Irgendetwas war komisch gewesen und die Männer starrten ihn merkwürdig betreten an, als er routinemäßig nachfragte, ob irgendeine Gefahr für ihn oder die Passagiere bestehe. Doch die Papiere waren in Ordnung und ohne begründeten Verdacht durfte er die Mitnahme nicht verweigern. Also war der Sarg ohne großes Aufsehen in den Frachtraum geladen worden.

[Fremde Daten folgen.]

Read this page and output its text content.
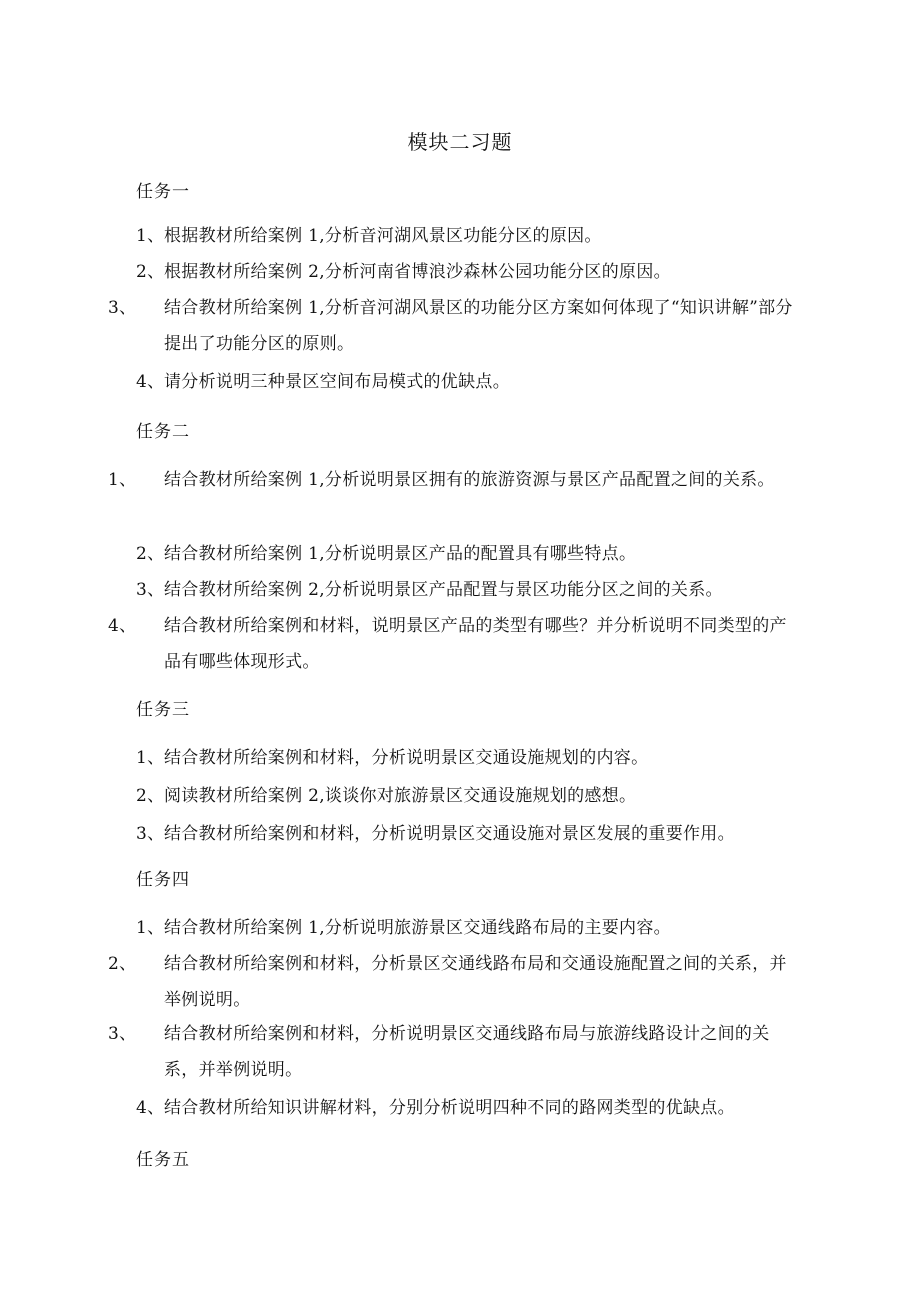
模块二习题
任务一
1、根据教材所给案例 1,分析音河湖风景区功能分区的原因。
2、根据教材所给案例 2,分析河南省博浪沙森林公园功能分区的原因。
3、 结合教材所给案例 1,分析音河湖风景区的功能分区方案如何体现了“知识讲解”部分提出了功能分区的原则。
4、请分析说明三种景区空间布局模式的优缺点。
任务二
1、 结合教材所给案例 1,分析说明景区拥有的旅游资源与景区产品配置之间的关系。
2、结合教材所给案例 1,分析说明景区产品的配置具有哪些特点。
3、结合教材所给案例 2,分析说明景区产品配置与景区功能分区之间的关系。
4、 结合教材所给案例和材料，说明景区产品的类型有哪些？并分析说明不同类型的产品有哪些体现形式。
任务三
1、结合教材所给案例和材料，分析说明景区交通设施规划的内容。
2、阅读教材所给案例 2,谈谈你对旅游景区交通设施规划的感想。
3、结合教材所给案例和材料，分析说明景区交通设施对景区发展的重要作用。
任务四
1、结合教材所给案例 1,分析说明旅游景区交通线路布局的主要内容。
2、 结合教材所给案例和材料，分析景区交通线路布局和交通设施配置之间的关系，并举例说明。
3、 结合教材所给案例和材料，分析说明景区交通线路布局与旅游线路设计之间的关系，并举例说明。
4、结合教材所给知识讲解材料，分别分析说明四种不同的路网类型的优缺点。
任务五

Dröhnend startete er die Triebwerke und rollte langsam in Richtung Startbahn. Durch die geschlossene Tür hörte er leise die Stimme der neuen jungen Stewardess die Sicherheitshinweise verkünden. Sie hieß Annie Clark und hatte heute ihren ersten Flug nach Beendigung der Ausbildung.

Er musste lächeln, als er an seinen ersten Flug zurückdachte, der gefühlte tausend Jahre zurück lag. Damals glaubte er vor Aufregung nie wieder schlafen zu können und war nahe dran gewesen, sich ins Cockpit zu übergeben.

Endlich bekam er die Starterlaubnis vom Tower und beschleunigte die schwere Maschine, bis sie elegant abhob und in einer langgezogenen Kurve die Flugrichtung zu ihrem Bestimmungsort einnahm. Genau für diese Momente war er Pilot geworden.

Er genoss das Gefühl, wie sich die Nase des Flugzeuges immer höher Richtung Himmel hob und ihm ein Empfinden von Freiheit und Kontrolle vorgaukelte, dass er nur hier empfand. Nach wenigen Minuten störte Tim diese himmlische Stimmung.

„Äh, Chef? Irgendetwas stimmt mit der Luke des Frachtraumes nicht. Ich bekomme merkwürde Werte angezeigt“, sprach ihn sein Copilot mit zusammen gezogenen Augenbrauen an. „Die Tür zur Passagierkabine scheint nicht in Ordnung zu sein.“

„Und?“, fragte Peter verärgert zurück. „Benutze ausnahmsweise einmal deinen Kopf statt deines Schwanzes. Wenn dort etwas nicht stimmt, dann geh hin, sieh nach und bring es in Ordnung.“

Tim seufzte theatralisch, erhob sich aber von seinem Sitz und lief nach hinten in Richtung der Frachtraumtür. Das war das letzte Mal, dass Peter seinen Kollegen lebend und in einem Stück sah.